Cemal Pacha, membre du triumvirat
« Laissez-moi vous dire quelque chose de plus radical : une personne qui a sauvé la plupart des Arméniens durant la Première guerre mondiale n’était personne d’autre que Cemal Pacha. Et cela n’a pas été discuté jusqu’ici en raison du fait que nous avons un ensemble de problèmes politiques avec tout cela et notre champ est vraiment inondé par les avocats politiques qui sont moins des historiens qu’ils sont des fabricants d’opinions. Nous avons des rapports d’officiers de la marine allemande qui étaient à l’état-major du Pacha parce qu’il était aussi ministre de la marine. Parfois, quand il était témoin de mauvais traitements sur des déportés, il ordonnait de pendre le responsable, il n’attendait même pas que ce soit fini. Il y a beaucoup, beaucoup de témoignages arméniens d’ailleurs à ce sujet, dans leurs souvenirs. Toutefois, il ne faut pas être trop romanesque là-dessus ».

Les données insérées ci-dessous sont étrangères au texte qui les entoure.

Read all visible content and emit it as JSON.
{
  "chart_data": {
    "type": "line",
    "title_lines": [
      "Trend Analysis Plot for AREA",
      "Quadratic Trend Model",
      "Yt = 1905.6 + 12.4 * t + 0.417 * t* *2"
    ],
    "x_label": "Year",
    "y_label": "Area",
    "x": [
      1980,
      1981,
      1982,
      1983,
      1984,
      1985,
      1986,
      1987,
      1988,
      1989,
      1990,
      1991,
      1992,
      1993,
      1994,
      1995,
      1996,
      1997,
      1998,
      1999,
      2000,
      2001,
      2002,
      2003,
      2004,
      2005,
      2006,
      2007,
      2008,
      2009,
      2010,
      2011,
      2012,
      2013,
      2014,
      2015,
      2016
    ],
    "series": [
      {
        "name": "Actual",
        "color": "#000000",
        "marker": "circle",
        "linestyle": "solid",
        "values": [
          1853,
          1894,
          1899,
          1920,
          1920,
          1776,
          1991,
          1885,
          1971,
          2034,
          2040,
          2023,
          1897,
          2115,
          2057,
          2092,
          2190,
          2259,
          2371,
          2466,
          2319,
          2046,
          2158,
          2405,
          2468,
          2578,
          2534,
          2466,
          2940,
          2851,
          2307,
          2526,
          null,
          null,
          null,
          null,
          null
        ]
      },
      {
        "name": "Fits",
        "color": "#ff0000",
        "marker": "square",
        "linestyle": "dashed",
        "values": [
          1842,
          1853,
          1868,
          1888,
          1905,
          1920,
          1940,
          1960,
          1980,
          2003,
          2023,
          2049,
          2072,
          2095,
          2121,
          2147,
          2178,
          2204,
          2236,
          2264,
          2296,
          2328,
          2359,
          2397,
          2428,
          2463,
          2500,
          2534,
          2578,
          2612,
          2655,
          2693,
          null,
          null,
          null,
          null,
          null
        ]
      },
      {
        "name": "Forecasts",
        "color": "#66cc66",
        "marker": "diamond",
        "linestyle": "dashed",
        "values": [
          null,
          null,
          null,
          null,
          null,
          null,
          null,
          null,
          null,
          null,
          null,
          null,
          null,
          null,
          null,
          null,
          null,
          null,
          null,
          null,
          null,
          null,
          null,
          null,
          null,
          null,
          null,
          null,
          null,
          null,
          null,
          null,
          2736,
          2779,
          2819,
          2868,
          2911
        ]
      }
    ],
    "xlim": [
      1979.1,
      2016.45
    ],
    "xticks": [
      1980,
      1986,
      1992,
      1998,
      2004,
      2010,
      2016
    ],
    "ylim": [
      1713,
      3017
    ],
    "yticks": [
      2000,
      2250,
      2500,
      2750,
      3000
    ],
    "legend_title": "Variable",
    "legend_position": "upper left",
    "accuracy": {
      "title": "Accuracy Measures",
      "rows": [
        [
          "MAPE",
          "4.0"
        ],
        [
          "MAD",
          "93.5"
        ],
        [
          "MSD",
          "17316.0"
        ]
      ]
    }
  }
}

Hilmar Kaiser a toutefois déclaré que la République turque n’a pas été construite par des tueurs et que le génocide arménien n’a pas constitué un acte fondateur.
« Alors vous pouvez aussi trouver d’autres actes fondateurs comme la défaite dans les guerres balkaniques. Je veux dire que c’est un non-sens. Vous devez établir une liaison directe. Les bases de la population arménienne ont été détruites et en regardant autour de la Turquie d’aujourd’hui cela est évident et cela a eu un impact fort, mais la république n’a pas été fondée sur cela. C’est très important ; c’était une partie de l’environnement dans lequel la république a été fondée et pour autant que j’ai pu voir, je n’ai rien trouvé dans les sources contemporaines qui suggérerait que Mustafa Kemal ait été impliqué dans les meurtres. La seule chose que j’ai trouvée consiste en ce qu’il y était très opposé. Mais que plus tard son opinion sur les Arméniens a changé en rapport avec la guerre en Transcaucasie et ensuite les problèmes turco-soviétiques. Mais que l’on nous ne dise pas que ce qui est arrivé en 1915 - 1916 se prête à une interprétation selon laquelle Kemal Atatürk a suivi une politique qui n’a pas été honorable pour un officier turc ».
« Concernant l’armée - dans la Quatrième Armée, ils ont résisté. Si nous avons un problème avec les militaires, c’est la Troisième Armée parce qu’elle est là où les grands massacres ont eu lieu. Le problème avec la Troisième Armée consiste en ce que vous avez une sorte de çorba’ [potage en turc] parmi les officiers politiques qui devaient leur avancement rapide aux positions en rapport avec le parti ou en rapport avec leur dépendance à Enver Pacha. Les employés standards n’ont pas beaucoup aimé ces gens qui avaient gagné leur position sur le mérite.
Deuxièmement, vous avez toute sorte d’éléments comme la soi-disant Teskilat-i Mahsusa, l’organisation spéciale, et je vous rappelle j’ai été capable d’identifier quelques-unes de ces unités qui tuaient des villageois arméniens même avant Sarikamis (1915). Ainsi là vous avez des éléments qui avaient déjà été actifs sous Abdulhamid. Ils ont juste continué cette façon de faire sous un nom différent. Nous avons besoin de précision dans la recherche et ces méga explications - l’armée, les Turcs, les Musulmans - c’est simplement ridicule et c’est seulement utile si vous souhaitez une dispute politique bon marché, ce que je ne fais pas ».